2012 Spoken Word Champion: Sadé
Sadé Daniels took the stage with something to prove. Despite what she calls a “horrible complex” in regard to her fear of public performance, Daniels felt that her time on stage was her chance to showcase that she was no longer the girl who was insecure.
During the 2012 Beyond Idol (BI) competition, Daniels competed as a spoken word artist and wowed both the judges and audience, leading her to a victory as the 2012 BI Spoken word champ!
While she has shared that she was in shock, she was also appreciative of her win, “I was just glad to share the stage with the type of talent that was there.”
BI was not Daniels first time performing, but it was the most beneficial. She found it to have a more nurturing approach than other poetry and slam competitions she has participated in.
“When I was in that environment it wasn’t really positive. It wasn’t just about expressing yourself, it was about tearing the other artists down and that’s what I didn’t like about the competition. But the great thing about it [BI] was that we [artist] were all supportive of each other. There was a common spirit and a lot more love and respect there,” said Daniels.

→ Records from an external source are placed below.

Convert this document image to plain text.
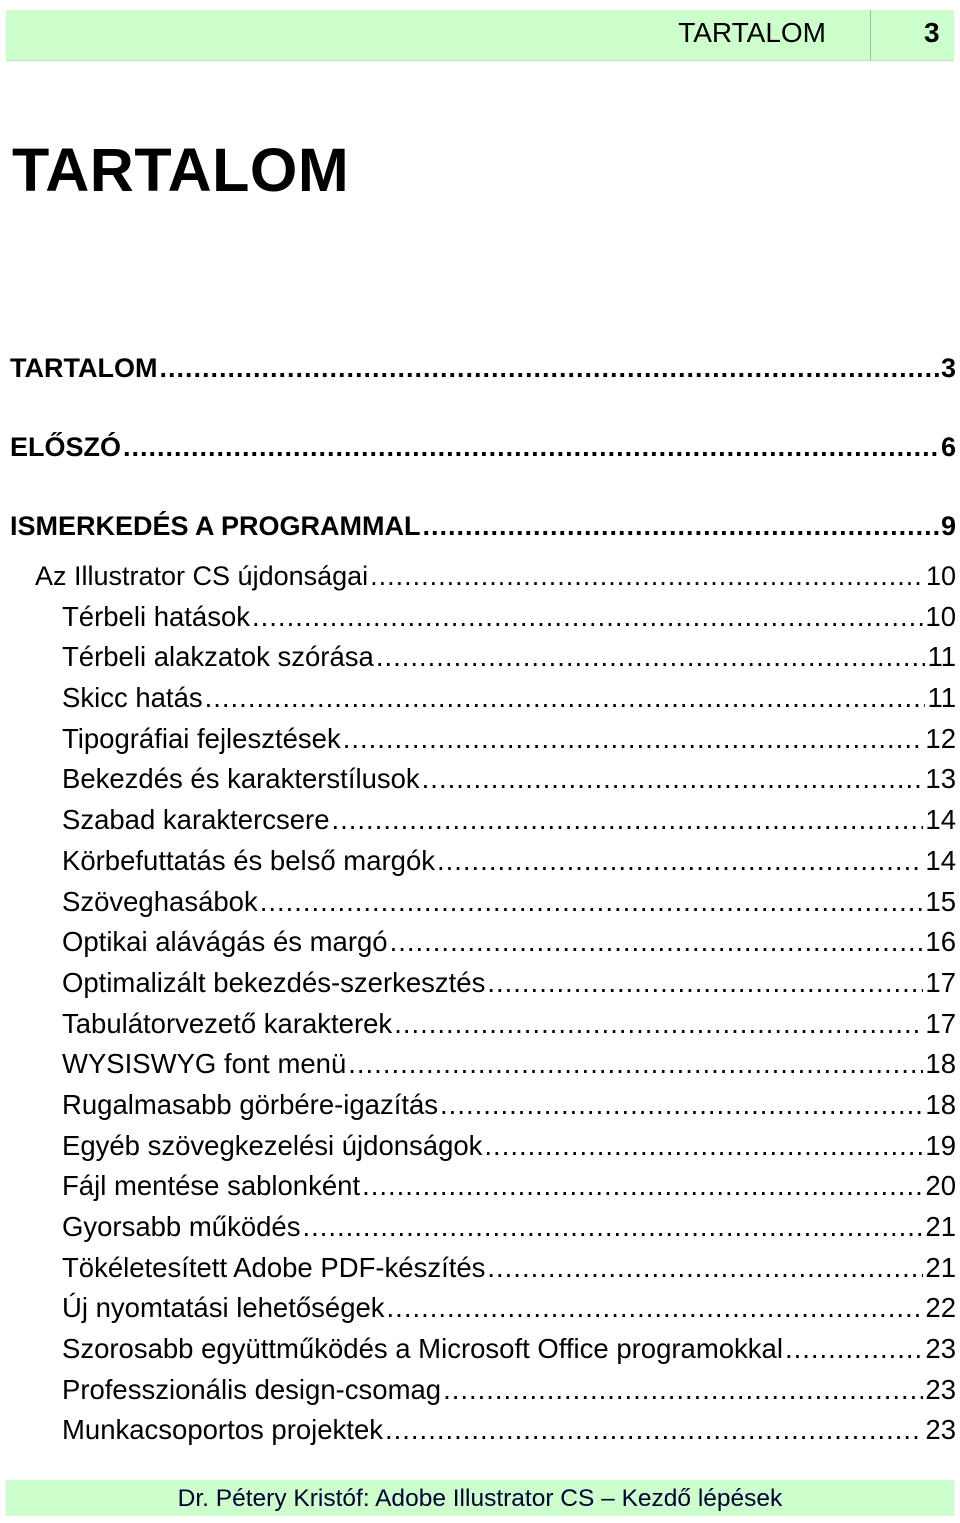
TARTALOM	3
TARTALOM
TARTALOM .....	3
ELŐSZÓ .....	6
ISMERKEDÉS A PROGRAMMAL .....	9
Az Illustrator CS újdonságai .....	10
Térbeli hatások .....	10
Térbeli alakzatok szórása .....	11
Skicc hatás .....	11
Tipográfiai fejlesztések .....	12
Bekezdés és karakterstílusok .....	13
Szabad karaktercsere .....	14
Körbefuttatás és belső margók .....	14
Szöveghasábok .....	15
Optikai alávágás és margó .....	16
Optimalizált bekezdés-szerkesztés .....	17
Tabulátorvezető karakterek .....	17
WYSISWYG font menü .....	18
Rugalmasabb görbére-igazítás .....	18
Egyéb szövegkezelési újdonságok .....	19
Fájl mentése sablonként .....	20
Gyorsabb működés .....	21
Tökéletesített Adobe PDF-készítés .....	21
Új nyomtatási lehetőségek .....	22
Szorosabb együttműködés a Microsoft Office programokkal .....	23
Professzionális design-csomag .....	23
Munkacsoportos projektek .....	23
Dr. Pétery Kristóf: Adobe Illustrator CS – Kezdő lépések
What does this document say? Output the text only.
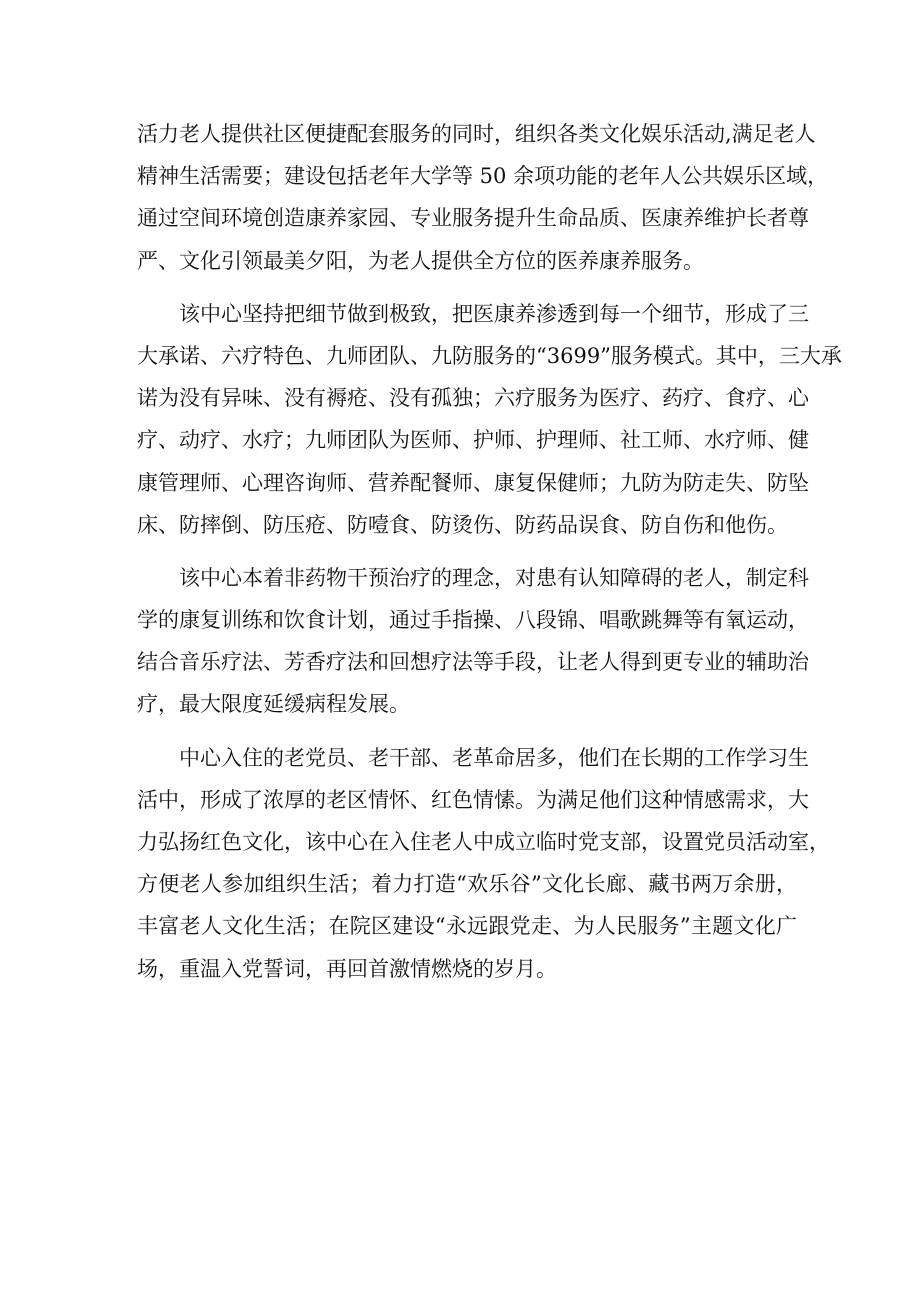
活力老人提供社区便捷配套服务的同时，组织各类文化娱乐活动,满足老人
精神生活需要；建设包括老年大学等 50 余项功能的老年人公共娱乐区域，
通过空间环境创造康养家园、专业服务提升生命品质、医康养维护长者尊
严、文化引领最美夕阳，为老人提供全方位的医养康养服务。

该中心坚持把细节做到极致，把医康养渗透到每一个细节，形成了三
大承诺、六疗特色、九师团队、九防服务的“3699”服务模式。其中，三大承
诺为没有异味、没有褥疮、没有孤独；六疗服务为医疗、药疗、食疗、心
疗、动疗、水疗；九师团队为医师、护师、护理师、社工师、水疗师、健
康管理师、心理咨询师、营养配餐师、康复保健师；九防为防走失、防坠
床、防摔倒、防压疮、防噎食、防烫伤、防药品误食、防自伤和他伤。

该中心本着非药物干预治疗的理念，对患有认知障碍的老人，制定科
学的康复训练和饮食计划，通过手指操、八段锦、唱歌跳舞等有氧运动，
结合音乐疗法、芳香疗法和回想疗法等手段，让老人得到更专业的辅助治
疗，最大限度延缓病程发展。

中心入住的老党员、老干部、老革命居多，他们在长期的工作学习生
活中，形成了浓厚的老区情怀、红色情愫。为满足他们这种情感需求，大
力弘扬红色文化，该中心在入住老人中成立临时党支部，设置党员活动室，
方便老人参加组织生活；着力打造“欢乐谷”文化长廊、藏书两万余册，
丰富老人文化生活；在院区建设“永远跟党走、为人民服务”主题文化广
场，重温入党誓词，再回首激情燃烧的岁月。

Not only did Daniels acquire a new group of friends, but she is also still in contact with other BI participants with whom she has plans to do creative collaborations.
“I plan to record with yaboylilg Mills and I still try to keep in contact with people who helped us,” said Daniels. Adding that the feedback she received from judges was affirming.

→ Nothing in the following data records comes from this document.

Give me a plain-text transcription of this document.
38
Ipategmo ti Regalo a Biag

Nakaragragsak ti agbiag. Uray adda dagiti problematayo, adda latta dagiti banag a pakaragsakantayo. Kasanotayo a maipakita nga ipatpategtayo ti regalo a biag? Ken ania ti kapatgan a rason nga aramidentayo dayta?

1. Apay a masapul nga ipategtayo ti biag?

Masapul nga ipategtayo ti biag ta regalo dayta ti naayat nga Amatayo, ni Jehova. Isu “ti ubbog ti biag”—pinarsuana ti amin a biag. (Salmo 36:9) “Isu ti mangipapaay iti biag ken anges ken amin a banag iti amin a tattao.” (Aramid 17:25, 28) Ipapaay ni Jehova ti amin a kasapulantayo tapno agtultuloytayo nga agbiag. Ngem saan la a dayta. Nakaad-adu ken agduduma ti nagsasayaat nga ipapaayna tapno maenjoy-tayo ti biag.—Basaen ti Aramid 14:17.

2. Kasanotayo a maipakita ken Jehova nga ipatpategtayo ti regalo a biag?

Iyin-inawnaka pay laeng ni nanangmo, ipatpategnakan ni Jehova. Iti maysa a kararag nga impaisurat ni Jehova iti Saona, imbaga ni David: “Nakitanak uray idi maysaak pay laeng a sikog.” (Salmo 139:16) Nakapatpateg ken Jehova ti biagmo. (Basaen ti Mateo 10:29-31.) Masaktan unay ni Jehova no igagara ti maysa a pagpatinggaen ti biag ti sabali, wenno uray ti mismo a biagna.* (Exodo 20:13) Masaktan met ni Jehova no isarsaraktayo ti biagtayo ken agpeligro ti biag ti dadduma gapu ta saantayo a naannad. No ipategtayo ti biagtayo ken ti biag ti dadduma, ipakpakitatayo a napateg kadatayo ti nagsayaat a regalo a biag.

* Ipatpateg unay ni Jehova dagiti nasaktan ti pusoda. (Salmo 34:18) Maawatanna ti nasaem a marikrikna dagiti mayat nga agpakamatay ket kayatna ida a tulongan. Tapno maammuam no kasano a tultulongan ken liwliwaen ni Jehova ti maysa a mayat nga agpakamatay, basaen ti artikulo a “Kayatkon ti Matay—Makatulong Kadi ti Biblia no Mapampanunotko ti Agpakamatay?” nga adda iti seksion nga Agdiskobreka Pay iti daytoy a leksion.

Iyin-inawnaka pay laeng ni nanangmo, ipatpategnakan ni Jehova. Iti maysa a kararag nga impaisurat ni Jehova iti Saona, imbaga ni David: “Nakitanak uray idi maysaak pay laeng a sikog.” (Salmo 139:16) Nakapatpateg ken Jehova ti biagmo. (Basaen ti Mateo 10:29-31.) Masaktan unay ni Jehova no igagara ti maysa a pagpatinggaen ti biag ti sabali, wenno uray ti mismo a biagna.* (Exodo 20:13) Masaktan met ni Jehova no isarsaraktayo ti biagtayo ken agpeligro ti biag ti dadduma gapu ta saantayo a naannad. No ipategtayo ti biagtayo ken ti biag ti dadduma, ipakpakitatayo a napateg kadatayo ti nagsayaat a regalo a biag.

“Some of the their tips still stick with me to this day, but really more than anything, I was just inspired.” She went on to add, “One judge said to me ‘ what you are saying, it goes beyond just this competition. You’re saying something that every black girl, every adolescent girl, needs to hear.’ Hearing something like that was like dang, I didn’t know what I said was that important!,” she said.
Being a part of BI pushed Sade to realize that her words were powerful and helped her to see herself as others did — a champion.
“I remember somewhere in the middle of the audition, kind of almost coming out of myself and seeing myself like ‘ oh my God, you’re kind of snapping here’.”
Coming up as foster youth, Daniels recognized that her experiences with group homes played a role in shaping her confidence as an artist. She admitted that growing up in such an environment led her to believe that she was not good enough and chipped away at the fact that she was talented. However, her recent win with BI showed to the audience and herself that she was capable, which meant more to her than actually winning the competition.
While Daniels made herself known to BI as a spoken word artist, there is so much more to Ms. Sadé Daniels. Prior to performing with BI, Daniels moved back to the state of California from Arkansas, where she received her Bachelors degree in Social Work. Daniels not only writes poetry but also dabbles in song writing. “I have tried to write like two songs. I just like to write.” Furthermore, she has illustrated her talent as a writer by putting out a short story via her Facebook Page and says “It has gotten a good response and I hope to one day turn it into a book”.
Daniels has also tried her hand at essays and was given a chance to speak at two conferences in the past year: The California Wellness Conference and The Foster Youth Education Summit in Sacramento, as a keynote speaker.
During her interview, Daniels spoke passionately about being able to reach out and talk with other foster youth. Like many youth who are a part of the foster care system, Daniels has had her challenges. She mentioned challenges such as being kicked out of high school and then eventually dropping out.
“People see a college graduate not understanding that I was a high school drop-out first,” said Daniels.
For Daniels it is important to her to be able to share her experiences with others and let them know that she is still in the struggle with them.
“There’s barriers and I’ve been through those things as well. I think that the fact that I’m not scared to speak on that and not just be dubbed a college graduate or success story, that’s what helps me connect with youth. A lot of times when I’m talking to youth, I let them know I’m still trying to maintain and keep my head above water like you.”
She makes it a point to inform the youth that she is no different from them and inspires them to find their tenacity so that they too can go off and see life outside of Oakland and foster care.
Daniels continues to defy odds through her work as a writer and voice for foster youth, and leads by example with her own personal success. With a championship under her belt, Daniels still has plans to move forward with her education, as she wants to obtain a Masters degree, and has every intention to continue writing and encouraging youth to take control of their lives.